Hier besteht dann die Gefahr, dass mögliche Strafen, welche von den Ehrengerichten verhängt werden, im Vergleich zu den durch die Nichtbeachtung dieser Regeln ausgelösten Umsatzsteigerungen gering sind, deshalb durchaus in Kauf genommen werden und somit ihre beabsichtigte Wirkung (den Missbrauch zu unterbinden) verfehlen.

Eine Lösung dieser Probleme könnte nur auf zweierlei Weise erreicht werden: Entweder vereinbaren die konkurrierenden Medien gemeinsam die Einhaltung dieser Prinzipien, verzichten also darauf, auch dann auf reißerische Veröffentlichungen zurückzugreifen, wenn durch solche Veröffentlichungen zusätzliche Kunden gewonnen werden könnten; sie vertrauen darauf, dass sich auch die Konkurrenten an diese Vereinbarungen halten und dass deshalb der potentielle Verlust aufgrund der Einhaltung dieser Prinzipien gering gehalten werden kann.

Dieser Vorschlag widerspricht natürlich dem im Wettbewerbsrecht sonst geltenden Grundsatz, wonach keine Absprachen zwischen Unternehmungen erlaubt sein dürfen, welche in Wettbewerb zueinander stehen.
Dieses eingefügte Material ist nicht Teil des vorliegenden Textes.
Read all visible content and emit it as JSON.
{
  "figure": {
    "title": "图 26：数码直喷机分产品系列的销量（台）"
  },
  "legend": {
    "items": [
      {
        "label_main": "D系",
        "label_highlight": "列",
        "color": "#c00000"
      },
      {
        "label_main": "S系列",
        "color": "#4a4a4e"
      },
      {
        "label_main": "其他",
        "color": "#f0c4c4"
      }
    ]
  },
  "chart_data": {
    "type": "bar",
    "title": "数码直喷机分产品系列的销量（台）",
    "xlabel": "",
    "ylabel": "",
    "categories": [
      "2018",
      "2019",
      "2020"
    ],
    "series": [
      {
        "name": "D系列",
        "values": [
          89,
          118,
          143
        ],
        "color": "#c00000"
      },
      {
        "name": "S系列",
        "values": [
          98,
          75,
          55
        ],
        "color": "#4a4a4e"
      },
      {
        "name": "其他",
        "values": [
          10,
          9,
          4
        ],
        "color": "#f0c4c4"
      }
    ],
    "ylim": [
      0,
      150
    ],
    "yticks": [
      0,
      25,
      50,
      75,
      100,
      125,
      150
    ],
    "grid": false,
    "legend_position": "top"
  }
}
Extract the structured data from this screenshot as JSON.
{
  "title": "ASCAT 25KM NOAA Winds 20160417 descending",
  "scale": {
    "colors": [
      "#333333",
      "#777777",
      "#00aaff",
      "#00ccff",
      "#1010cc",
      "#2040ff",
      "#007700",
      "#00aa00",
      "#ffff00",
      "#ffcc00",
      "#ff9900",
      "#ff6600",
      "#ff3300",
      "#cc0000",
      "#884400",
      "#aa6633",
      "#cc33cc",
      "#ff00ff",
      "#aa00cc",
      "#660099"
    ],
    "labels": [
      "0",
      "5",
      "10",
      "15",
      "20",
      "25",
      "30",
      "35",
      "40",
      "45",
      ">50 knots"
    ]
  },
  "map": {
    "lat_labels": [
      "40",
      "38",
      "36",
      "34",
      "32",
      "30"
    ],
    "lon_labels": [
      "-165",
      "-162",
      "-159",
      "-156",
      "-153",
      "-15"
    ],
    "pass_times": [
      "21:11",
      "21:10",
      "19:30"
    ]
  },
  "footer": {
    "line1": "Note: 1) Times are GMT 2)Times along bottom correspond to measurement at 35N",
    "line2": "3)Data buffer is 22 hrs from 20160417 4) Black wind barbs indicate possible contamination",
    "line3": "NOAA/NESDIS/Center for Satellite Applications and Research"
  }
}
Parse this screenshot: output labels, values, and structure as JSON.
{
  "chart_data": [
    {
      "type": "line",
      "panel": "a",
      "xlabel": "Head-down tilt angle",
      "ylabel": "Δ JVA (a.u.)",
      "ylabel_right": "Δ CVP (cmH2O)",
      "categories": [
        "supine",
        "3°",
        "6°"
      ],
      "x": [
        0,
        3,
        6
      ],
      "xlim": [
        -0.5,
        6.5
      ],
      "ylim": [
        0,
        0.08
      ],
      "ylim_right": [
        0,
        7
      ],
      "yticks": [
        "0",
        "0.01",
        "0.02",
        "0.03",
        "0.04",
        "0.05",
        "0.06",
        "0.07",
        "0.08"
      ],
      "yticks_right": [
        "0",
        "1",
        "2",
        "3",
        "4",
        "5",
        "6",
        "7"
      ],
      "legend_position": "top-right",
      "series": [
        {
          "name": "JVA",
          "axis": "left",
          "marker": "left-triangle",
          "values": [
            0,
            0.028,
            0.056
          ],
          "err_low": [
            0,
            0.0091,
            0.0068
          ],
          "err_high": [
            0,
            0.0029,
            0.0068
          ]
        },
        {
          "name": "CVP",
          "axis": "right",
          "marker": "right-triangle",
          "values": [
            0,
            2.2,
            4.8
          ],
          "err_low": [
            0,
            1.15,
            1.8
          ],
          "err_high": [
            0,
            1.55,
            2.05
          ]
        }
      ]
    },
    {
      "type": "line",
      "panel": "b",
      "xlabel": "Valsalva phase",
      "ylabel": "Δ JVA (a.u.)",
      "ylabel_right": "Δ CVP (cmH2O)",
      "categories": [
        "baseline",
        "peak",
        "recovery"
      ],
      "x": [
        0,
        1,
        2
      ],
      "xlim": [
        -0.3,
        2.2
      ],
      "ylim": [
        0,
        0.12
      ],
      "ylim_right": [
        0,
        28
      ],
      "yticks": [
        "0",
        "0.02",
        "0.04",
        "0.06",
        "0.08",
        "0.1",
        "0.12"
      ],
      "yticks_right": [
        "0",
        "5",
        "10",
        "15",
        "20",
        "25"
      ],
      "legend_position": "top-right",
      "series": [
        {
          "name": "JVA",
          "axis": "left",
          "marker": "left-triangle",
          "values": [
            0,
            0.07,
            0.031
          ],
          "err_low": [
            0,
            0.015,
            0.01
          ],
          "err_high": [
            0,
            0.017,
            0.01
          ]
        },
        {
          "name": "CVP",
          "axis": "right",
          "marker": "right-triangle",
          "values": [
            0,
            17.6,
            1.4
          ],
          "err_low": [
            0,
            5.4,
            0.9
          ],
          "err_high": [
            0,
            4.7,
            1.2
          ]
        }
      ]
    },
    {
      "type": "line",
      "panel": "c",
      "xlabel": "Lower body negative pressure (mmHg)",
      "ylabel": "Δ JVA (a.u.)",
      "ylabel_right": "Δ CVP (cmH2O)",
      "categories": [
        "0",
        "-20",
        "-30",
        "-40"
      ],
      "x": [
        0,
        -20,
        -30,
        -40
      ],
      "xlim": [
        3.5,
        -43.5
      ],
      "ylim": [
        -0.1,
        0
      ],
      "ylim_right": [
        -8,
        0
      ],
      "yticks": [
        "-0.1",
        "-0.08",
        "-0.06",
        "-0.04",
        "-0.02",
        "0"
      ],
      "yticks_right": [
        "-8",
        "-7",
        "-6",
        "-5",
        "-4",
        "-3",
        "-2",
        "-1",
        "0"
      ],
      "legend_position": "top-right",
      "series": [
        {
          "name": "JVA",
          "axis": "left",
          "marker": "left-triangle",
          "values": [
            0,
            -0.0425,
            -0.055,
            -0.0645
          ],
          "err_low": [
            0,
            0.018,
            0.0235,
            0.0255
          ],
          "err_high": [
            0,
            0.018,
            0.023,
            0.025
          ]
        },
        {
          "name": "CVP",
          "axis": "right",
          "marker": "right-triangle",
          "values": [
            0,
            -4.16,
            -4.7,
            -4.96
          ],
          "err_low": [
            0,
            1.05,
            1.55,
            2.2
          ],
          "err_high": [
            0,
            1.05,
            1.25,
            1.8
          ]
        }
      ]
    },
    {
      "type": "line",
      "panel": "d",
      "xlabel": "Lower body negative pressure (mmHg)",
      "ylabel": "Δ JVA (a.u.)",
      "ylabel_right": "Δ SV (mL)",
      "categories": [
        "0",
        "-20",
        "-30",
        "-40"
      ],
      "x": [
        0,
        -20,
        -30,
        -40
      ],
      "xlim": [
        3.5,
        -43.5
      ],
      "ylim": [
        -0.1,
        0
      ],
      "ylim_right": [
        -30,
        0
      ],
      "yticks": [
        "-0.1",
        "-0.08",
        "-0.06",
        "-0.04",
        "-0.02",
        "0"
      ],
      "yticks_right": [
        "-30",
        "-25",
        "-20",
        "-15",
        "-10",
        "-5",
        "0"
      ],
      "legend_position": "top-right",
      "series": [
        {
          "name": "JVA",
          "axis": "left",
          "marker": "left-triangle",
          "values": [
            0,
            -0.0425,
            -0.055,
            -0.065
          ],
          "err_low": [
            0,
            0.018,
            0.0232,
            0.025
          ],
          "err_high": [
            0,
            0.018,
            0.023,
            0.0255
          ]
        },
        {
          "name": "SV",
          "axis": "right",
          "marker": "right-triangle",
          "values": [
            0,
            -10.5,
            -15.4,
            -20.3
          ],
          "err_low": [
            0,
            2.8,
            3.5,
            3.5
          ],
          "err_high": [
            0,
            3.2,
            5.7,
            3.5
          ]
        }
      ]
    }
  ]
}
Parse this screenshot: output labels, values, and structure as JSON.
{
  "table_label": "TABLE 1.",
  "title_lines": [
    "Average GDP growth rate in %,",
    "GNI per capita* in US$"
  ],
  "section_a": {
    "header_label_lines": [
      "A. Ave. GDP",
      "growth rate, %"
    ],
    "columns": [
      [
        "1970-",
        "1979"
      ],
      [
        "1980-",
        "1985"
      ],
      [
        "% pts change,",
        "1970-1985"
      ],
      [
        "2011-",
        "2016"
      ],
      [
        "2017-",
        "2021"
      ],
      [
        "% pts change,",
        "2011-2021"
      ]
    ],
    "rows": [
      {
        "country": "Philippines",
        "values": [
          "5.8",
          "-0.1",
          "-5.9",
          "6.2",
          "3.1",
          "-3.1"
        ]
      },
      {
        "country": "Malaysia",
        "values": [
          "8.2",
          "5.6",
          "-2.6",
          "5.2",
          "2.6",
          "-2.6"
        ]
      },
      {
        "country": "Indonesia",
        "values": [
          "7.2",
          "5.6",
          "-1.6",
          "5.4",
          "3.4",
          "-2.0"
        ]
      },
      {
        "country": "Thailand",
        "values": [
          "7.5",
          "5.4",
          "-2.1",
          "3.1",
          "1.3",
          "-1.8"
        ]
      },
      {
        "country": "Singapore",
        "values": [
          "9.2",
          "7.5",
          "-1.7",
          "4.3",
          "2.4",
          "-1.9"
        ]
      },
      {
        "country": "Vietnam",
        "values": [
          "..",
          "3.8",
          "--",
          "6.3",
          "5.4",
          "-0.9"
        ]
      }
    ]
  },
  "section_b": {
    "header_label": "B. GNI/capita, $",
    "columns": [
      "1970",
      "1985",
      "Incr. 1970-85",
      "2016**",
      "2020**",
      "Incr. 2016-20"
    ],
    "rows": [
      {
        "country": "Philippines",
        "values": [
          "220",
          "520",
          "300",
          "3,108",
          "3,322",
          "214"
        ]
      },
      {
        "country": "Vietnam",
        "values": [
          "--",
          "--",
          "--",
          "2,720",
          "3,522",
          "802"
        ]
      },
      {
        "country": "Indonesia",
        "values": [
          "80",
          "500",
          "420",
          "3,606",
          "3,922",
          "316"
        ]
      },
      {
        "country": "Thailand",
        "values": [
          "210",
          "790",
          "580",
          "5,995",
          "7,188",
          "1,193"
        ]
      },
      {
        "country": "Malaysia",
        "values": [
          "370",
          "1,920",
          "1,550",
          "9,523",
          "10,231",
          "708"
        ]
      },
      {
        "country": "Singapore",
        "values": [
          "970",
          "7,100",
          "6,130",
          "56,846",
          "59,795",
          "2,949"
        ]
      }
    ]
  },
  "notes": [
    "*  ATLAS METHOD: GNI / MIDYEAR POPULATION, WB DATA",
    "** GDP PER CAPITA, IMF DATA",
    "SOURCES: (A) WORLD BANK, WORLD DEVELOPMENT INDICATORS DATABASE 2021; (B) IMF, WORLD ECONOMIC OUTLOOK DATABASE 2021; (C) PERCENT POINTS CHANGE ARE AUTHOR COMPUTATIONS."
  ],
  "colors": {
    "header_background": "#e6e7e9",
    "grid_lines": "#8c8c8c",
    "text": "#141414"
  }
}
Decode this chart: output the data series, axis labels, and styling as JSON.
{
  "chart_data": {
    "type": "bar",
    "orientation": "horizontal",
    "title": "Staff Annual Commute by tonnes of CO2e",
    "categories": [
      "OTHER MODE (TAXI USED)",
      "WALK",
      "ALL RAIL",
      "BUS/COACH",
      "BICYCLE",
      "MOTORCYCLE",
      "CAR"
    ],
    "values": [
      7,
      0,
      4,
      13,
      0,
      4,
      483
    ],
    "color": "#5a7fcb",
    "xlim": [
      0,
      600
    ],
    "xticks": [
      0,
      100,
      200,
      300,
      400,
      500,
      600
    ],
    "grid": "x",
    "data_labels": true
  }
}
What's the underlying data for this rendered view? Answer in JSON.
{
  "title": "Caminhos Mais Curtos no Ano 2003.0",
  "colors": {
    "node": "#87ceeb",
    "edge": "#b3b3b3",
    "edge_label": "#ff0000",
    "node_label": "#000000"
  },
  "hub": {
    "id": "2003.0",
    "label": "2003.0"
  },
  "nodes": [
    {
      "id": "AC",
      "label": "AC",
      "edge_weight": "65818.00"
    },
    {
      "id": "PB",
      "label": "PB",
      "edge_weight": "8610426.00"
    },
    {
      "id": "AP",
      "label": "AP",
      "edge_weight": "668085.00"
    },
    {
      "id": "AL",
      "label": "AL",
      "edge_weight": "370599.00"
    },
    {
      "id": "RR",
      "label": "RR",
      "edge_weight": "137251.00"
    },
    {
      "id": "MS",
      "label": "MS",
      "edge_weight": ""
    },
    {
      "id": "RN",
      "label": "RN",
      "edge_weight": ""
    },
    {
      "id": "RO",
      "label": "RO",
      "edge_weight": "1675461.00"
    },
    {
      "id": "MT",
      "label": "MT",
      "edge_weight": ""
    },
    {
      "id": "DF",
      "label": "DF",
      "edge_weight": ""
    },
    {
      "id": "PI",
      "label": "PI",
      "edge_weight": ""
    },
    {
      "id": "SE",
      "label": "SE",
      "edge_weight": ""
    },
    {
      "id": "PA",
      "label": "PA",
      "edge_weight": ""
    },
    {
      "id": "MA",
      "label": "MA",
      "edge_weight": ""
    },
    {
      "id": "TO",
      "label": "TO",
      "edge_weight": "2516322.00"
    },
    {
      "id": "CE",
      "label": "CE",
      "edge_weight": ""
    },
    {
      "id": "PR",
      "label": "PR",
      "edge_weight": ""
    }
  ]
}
Man muss also das Verbot von Absprachen für den Fall ausschließen, dass sich die Absprachen allein auf die Einhaltung der Regeln der Fairness beziehen.

Oder aber man hofft, dass im Rahmen der allgemeinen Bildungseinrichtungen die Menschen ganz allgemein stärker als bisher dazu erzogen werden, die Zeitungen und Sender stärker danach auszuwählen, ob wahrheitsgemäß berichtet wird und die angegriffenen Politiker in ihrer Menschenwürde geachtet werden und weniger danach, ob die Veröffentlichungen möglichst reißerisch vorgetragen werden. Könnte ein solcher Erziehungserfolg erreicht werden, läge es auch nicht mehr im erwerbswirtschaftlichen Interesse der öffentlichen Medien, diese Regeln der Fairness zu durchbrechen. Vielleicht mag ein solcher Anspruch an die allgemeine Erziehung als unerreichbar und utopisch gelten; immerhin ist ein Erfolg bereits dann gegeben, wenn die Mehrheit der Bürger die Zeitungen und Sendungen nach diesen Kriterien aussucht oder auch nur liest; der Umstand, dass sich immer ein gewisser kleiner Prozentsatz nicht an diese Prinzipien hält, würde diesen Erfolg nicht in Frage stellen.